Tuesday, August 7, 2012                                                        Dreadful Joy

Binge Reading

Audiobook cover art by Matthew Attard
This summer has opened new horizons for me. In May, I posted samples from my novels at Audiobook Creation Exchange (ACX), and now four of those titles are in production with four different narrators!

I’ve never heard my fiction read aloud before. In future posts, I’d like to write about the creative parallax between the written and spoken versions of stories. And I hope to offer audio file excerpts so you can hear what I mean.

Wattpad is the most encompassing new horizon in my creative life this summer. My fantasy novel The Dark Shore appears there, available in its entirety:

A previous post mentions that I’m wonder wandering at Wattpad, reading a wide array of science fiction and fantasy works posted there. Wattpad provides the full gamut of text art, poetry and fiction, amateur and professional. The experience is multivocal zaniness!

As a teen, I reveled in this zaniness: I spent summers binge reading sf/fantasy and enjoyed jumping among different authors and feeling I moved through alternate realities. I recall simultaneously reading Samuel Delany’s Einstein Intersection, Roger Zelazny’s Lord of Light, Robert Silverberg’s Thorns, John Brunner’s Stand on Zanzibar and a slew of fanzines jammed with amateur writing.

Wattpad reminds me of the fanzine scene from my adolescence, and it’s nostalgic to binge read a dozen amateur sf/fantasy epics. I intend to comment on some of those authors in posts-to-come.

To keep my bingeing well-balanced, I’m reading three accomplished science fiction writers. Leo got me started on this summer’s quest for great sf when, earlier in the year, he showed me David Marusek’s Counting Heads, a novel that “flickers us into the 22nd century in a fast paced narrative of cascading tech extrapolations” (to quote my own review).

That’s the novel that got me to ask, “How do we tell good science fiction from bad?” My answer: “By the rhapsody of language and scientific ideas.” The three recently published authors I’m reading now write with musical fluency about some extreme scientific memes: Neal Stephenson’s Anathem explores and explodes the human brain as a quantum computer; Ted Chiang’s The Lifecycle of Software Objects undertakes the education of artificial intelligence; and Robert Charles Wilson’s Spin extrapolates time dilation on a global scale.

If my head doesn’t explode from all this reading, I'll record my thoughts on traveling among these alternate realities. And in the virtual reality of cyberspace I can do so in alternate realms: Goodreads, Shelfari, LibraryThing.

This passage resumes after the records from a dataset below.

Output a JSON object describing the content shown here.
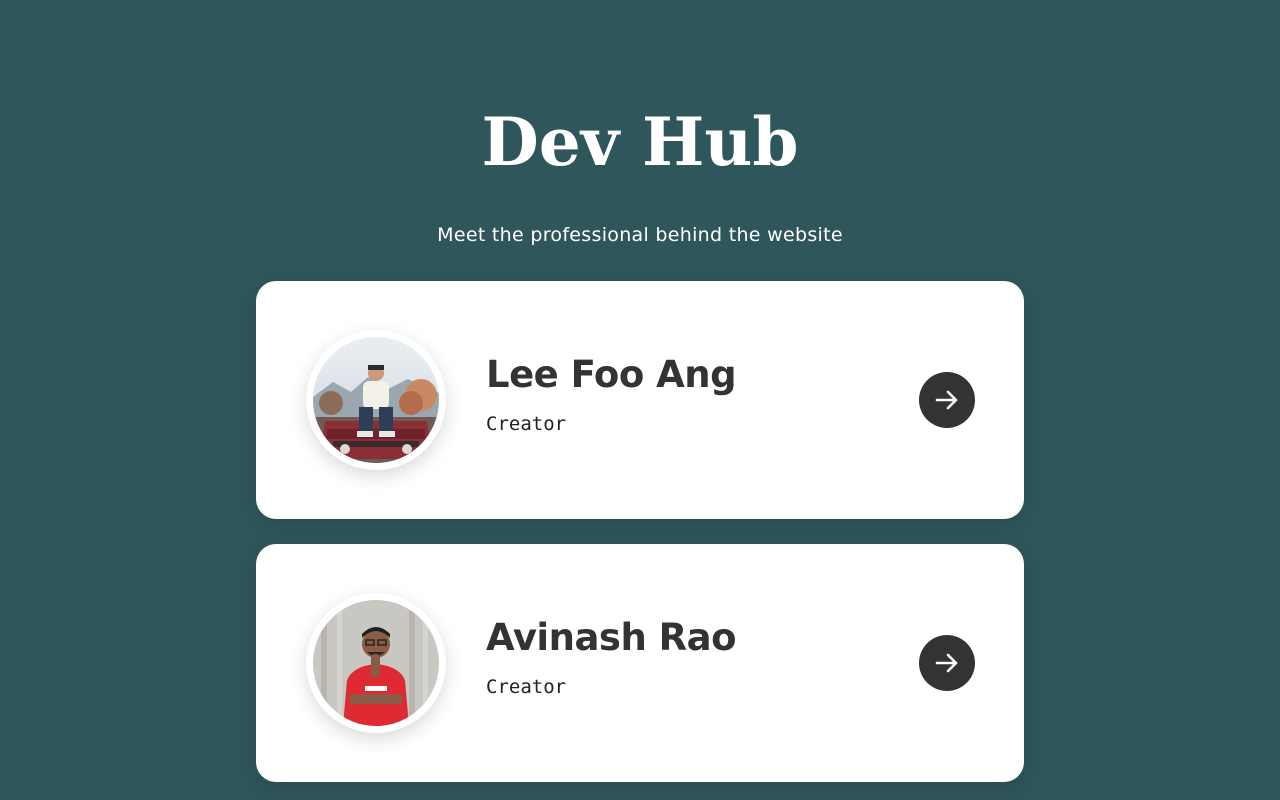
{
  "header": {
    "title": "Dev Hub",
    "subtitle": "Meet the professional behind the website"
  },
  "profiles": [
    {
      "name": "Lee Foo Ang",
      "role": "Creator",
      "avatar": "person-sitting-on-red-jeep-photo",
      "action_icon": "arrow-right-icon"
    },
    {
      "name": "Avinash Rao",
      "role": "Creator",
      "avatar": "person-in-red-jersey-photo",
      "action_icon": "arrow-right-icon"
    }
  ],
  "colors": {
    "background": "#2f565b",
    "card": "#ffffff",
    "accent_dark": "#333333",
    "title": "#ffffff"
  }
}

I’ve posted at all three but haven’t spent much time at any one. If you’re familiar with these “book cataloguing sites,” I’d love to hear your thoughts — from one bingeing bookworm to another.

2 Comments:

Blogger Unknown said...

Have you read any greg egan ? Diaspora and schilds ladder stand out for me . Ian mcdonalds `necropolis`
Its interesting our readings have overlapped so much !
I know you can kill with compliments ,but really your right up there and beyond !
Good scifi has ideas ,conceptual stretching and for me the taste of something `different` however badly written . A E van Vogt and his `general semantics ` really got me thinking as a lad.
Imao much scifi is `today ` written in a supposedly future setting ..yawn.

December 13, 2016 at 6:11 AM  
Blogger A. A. Attanasio said...

All good science fiction challenges the idea of who we are, awakens conscience to a larger reality, and inspires our uncertain heart among the mysteries of creation. I think that's why we like the same authors - and tolerate those who have lost themselves in the story and forgot the craft.